Emphatics exhibit looks at 50 years of fashion
The doors have closed for good.
But the timeless fashions from inside have been preserved so they can continue to exude style for years to come.
Five decades of apparel and memorabilia from the former iconic Emphatics clothing, shoes and accessories boutique will be the center of an upcoming fashion exhibit.
After being housed inside One Oxford Centre, Downtown, since 1983, the shop closed in March after 50 years in business because of serious health issues in the family. Prior to that, it was housed in the former Jenkins Arcade, Downtown.
The overwhelming response from former customers and the fashion community inspired owners James and Karin Legato to put together the exhibit, “Celebrating 50 Years of Avant Garde Fashion,” a retrospective that includes a carefully edited collection of fashion, photography and video footage that shows historical moments of fashion and renowned fashion creators of our time. The collection also includes invitations from past fashion shows and events the couple attended.
“This is one of the best fashion archives in this country,” says Eric Shiner, director of the Andy Warhol Museum, North Side. “Jimmy and Karin had wonderful relationships with the best designers in the world. They were one of the first stores to carry Jean Paul Gaultier.”
Organizers are hoping to open a month-long exhibit in September at the Senator John Heinz History Center in the Strip District. “The history center is in preliminary discussions with the Warhol Museum and Emphatics about a potential fashion exhibit this fall,” says Andy Masich, president and CEO of the history center.
Shiner says the exhibit would be curated by New York-based fashion consultant, lecturer and curator Stephane Houy-Towner, who organized the Halston and Warhol exhibit that runs at the museum through Aug. 24.
“It is a great honor to be considered for the Heinz History Center,” Karin Legato says. “We would like to thank all the people who have made this possible.”

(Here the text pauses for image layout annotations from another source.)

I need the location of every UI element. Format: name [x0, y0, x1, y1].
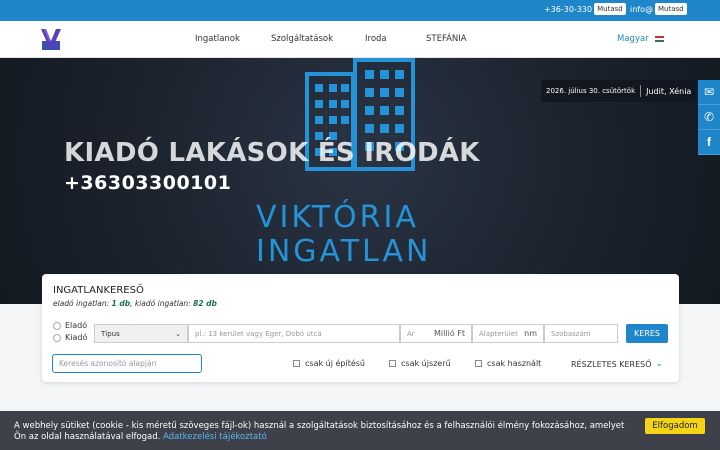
radio-rent[interactable]: Kiadó [53, 333, 87, 342]
logo-icon[interactable] [40, 27, 62, 51]
price-unit: Millió Ft [434, 329, 465, 338]
email-contact: info@ Mutasd [630, 3, 687, 15]
divider [640, 85, 642, 97]
main-navigation: Ingatlanok Szolgáltatások Iroda STEFÁNIA… [0, 21, 720, 58]
search-button[interactable]: KERES [626, 324, 668, 343]
current-date: 2026. július 30. csütörtök [546, 87, 636, 95]
email-icon[interactable]: ✉ [698, 80, 720, 105]
phone-text: +36-30-330 [544, 4, 593, 14]
language-label: Magyar [617, 34, 649, 44]
checkbox-new-build-label: csak új építésű [305, 359, 365, 368]
accept-cookies-button[interactable]: Elfogadom [645, 418, 705, 434]
nav-item-properties[interactable]: Ingatlanok [195, 34, 240, 44]
nav-item-office[interactable]: Iroda [365, 34, 387, 44]
chevron-down-icon: ⌄ [655, 359, 664, 369]
checkbox[interactable] [475, 360, 482, 367]
checkbox-like-new[interactable]: csak újszerű [389, 359, 451, 368]
type-select-value: Típus [101, 329, 120, 338]
phone-contact: +36-30-330 Mutasd [544, 3, 626, 15]
radio-sale-label: Eladó [65, 321, 88, 330]
price-placeholder: Ár [407, 329, 415, 338]
top-contact-bar: +36-30-330 Mutasd info@ Mutasd [0, 0, 720, 21]
facebook-icon[interactable]: f [698, 130, 720, 155]
stats-rent-label: , kiadó ingatlan: [130, 299, 194, 308]
rent-count: 82 db [193, 299, 217, 308]
location-input[interactable]: pl.: 13 kerület vagy Eger, Dobó utca [188, 324, 400, 343]
nav-item-stefania[interactable]: STEFÁNIA [426, 34, 467, 44]
checkbox-like-new-label: csak újszerű [401, 359, 451, 368]
id-search-placeholder: Keresés azonosító alapján [59, 359, 157, 368]
date-nameday-box: 2026. július 30. csütörtök Judit, Xénia [541, 80, 697, 102]
price-input[interactable]: Ár Millió Ft [400, 324, 472, 343]
search-stats: eladó ingatlan: 1 db, kiadó ingatlan: 82… [53, 299, 217, 308]
hero-phone: +36303300101 [64, 172, 232, 194]
cookie-text: Ön az oldal használatával elfogad. [14, 432, 161, 442]
phone-icon[interactable]: ✆ [698, 105, 720, 130]
rooms-input[interactable]: Szobaszám [544, 324, 618, 343]
privacy-policy-link[interactable]: Adatkezelési tájékoztató [163, 432, 267, 442]
property-search-panel: INGATLANKERESŐ eladó ingatlan: 1 db, kia… [42, 274, 679, 382]
detailed-search-label: RÉSZLETES KERESŐ [571, 359, 652, 369]
area-placeholder: Alapterület [479, 329, 518, 338]
checkbox[interactable] [389, 360, 396, 367]
cookie-banner: A webhely sütiket (cookie - kis méretű s… [0, 411, 720, 450]
checkbox-used[interactable]: csak használt [475, 359, 541, 368]
hero-title: KIADÓ LAKÁSOK ÉS IRODÁK [64, 138, 480, 168]
brand-name-line2: INGATLAN [256, 234, 432, 269]
stats-sale-label: eladó ingatlan: [53, 299, 112, 308]
cookie-text-line1: A webhely sütiket (cookie - kis méretű s… [14, 421, 625, 431]
cookie-text-line2: Ön az oldal használatával elfogad. Adatk… [14, 432, 267, 442]
sale-count: 1 db [111, 299, 131, 308]
area-unit: nm [524, 329, 537, 338]
checkbox[interactable] [293, 360, 300, 367]
location-placeholder: pl.: 13 kerület vagy Eger, Dobó utca [195, 329, 322, 338]
namedays: Judit, Xénia [646, 86, 692, 96]
show-phone-button[interactable]: Mutasd [594, 3, 626, 15]
radio-button[interactable] [53, 333, 61, 342]
id-search-input[interactable]: Keresés azonosító alapján [52, 354, 202, 373]
area-input[interactable]: Alapterület nm [472, 324, 544, 343]
nav-item-services[interactable]: Szolgáltatások [271, 34, 333, 44]
show-email-button[interactable]: Mutasd [655, 3, 687, 15]
hungarian-flag-icon [654, 36, 664, 42]
search-title: INGATLANKERESŐ [53, 285, 144, 296]
hero-banner: KIADÓ LAKÁSOK ÉS IRODÁK +36303300101 VIK… [0, 58, 720, 304]
rooms-placeholder: Szobaszám [551, 329, 591, 338]
checkbox-new-build[interactable]: csak új építésű [293, 359, 365, 368]
chevron-down-icon: ⌄ [175, 329, 181, 338]
language-selector[interactable]: Magyar [617, 34, 664, 44]
detailed-search-toggle[interactable]: RÉSZLETES KERESŐ ⌄ [571, 359, 663, 369]
type-select[interactable]: Típus ⌄ [94, 324, 188, 343]
checkbox-used-label: csak használt [487, 359, 542, 368]
radio-sale[interactable]: Eladó [53, 321, 87, 330]
email-text: info@ [630, 4, 654, 14]
social-sidebar: ✉ ✆ f [698, 80, 720, 155]
radio-button[interactable] [53, 321, 61, 330]
brand-name-line1: VIKTÓRIA [256, 200, 419, 235]
radio-rent-label: Kiadó [65, 333, 88, 342]
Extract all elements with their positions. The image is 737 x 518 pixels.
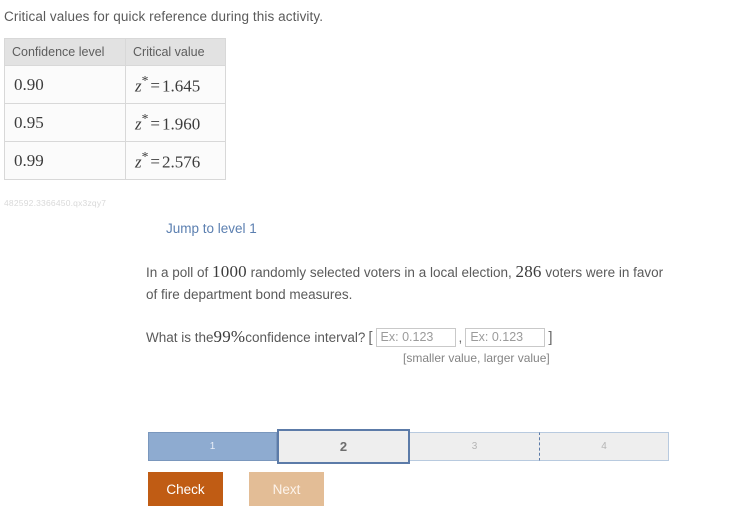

A sneak peek at the clothing and accessories was held June 19 at the store's recent location in One Oxford Centre. It was an opportunity for the owners to thank the clients, introduce the exhibit and ask for financial support for the upcoming exhibition.
Striking poses behind glass doors, strolling models wore high-end designers such as Azzedine Alaia, Balenciaga, Thierry Mugler and Jean Paul Gautier as a fashion slide show rolled in the background. Some of the guests were wearing garments they purchased in the past.
“God gave Karin and I a gift when we created Emphatics,” James Legato says. “She is so beautiful and still looks like the day she was built. It was the perfect ‘stage' for the creators to display their works and for our patrons to experience Emphatics. We will miss its beauty and ability to allow us to inspire, excite and educate. We will miss all of our Emphatics patrons and friends. They are all a special part of our lives.”
Carol Shriber was sad to see the store close. The McCandless resident is a longtime customer. Her mother inspired her fashion sense. Shriber says Emphatics had the best collection of designer clothing anywhere, and she shopped in New York and Paris.
“I know quality when I see it,” Shriber says. “I bought one piece at a time, and when I would wear one of the pieces, people would say, ‘Oh my God. That is fabulous. Where did you get it?' I still have all the pieces because they are classic.”
After the exhibit at the history center is complete, the organizing committee will look for a buyer and a permanent home, Shiner says.
“I feel Emphatics was a fashion mecca,” says Tori Mistick, a member of the steering committee from Point Breeze. “It was a best-kept secret in Pittsburgh.”
She says there will be various levels of sponsorships available to help support the exhibition, which will feature more than 300 outfits, invitations and photographs.
The overall shopping atmosphere is what client and steering-committee member Yvette Flaxman from Point Breeze will miss most. She says the many supporters of the boutique have joined to help make the exhibit a reality as a way to celebrate the legacy of what the couple brought to fashion in Pittsburgh.
“The experience you had when you shopped at Emphatics was very rare,” Flaxman says. “You felt like you were walking into someone's home. You felt welcome. And they knew about each designer and explained what inspired each designer and the history behind the clothing. They made it their mission to make women, and men, feel awesome.”
That was the goal.
“We wanted to make this shopping experience an enjoyable on,” James Legato says, motioning toward an outfit by Alexander McQueen. “I want people to remember that Emphatics wasn't just a clothing store. It was a part of their lives, because it certainly was a huge part of our lives. I am going to miss this place we built.”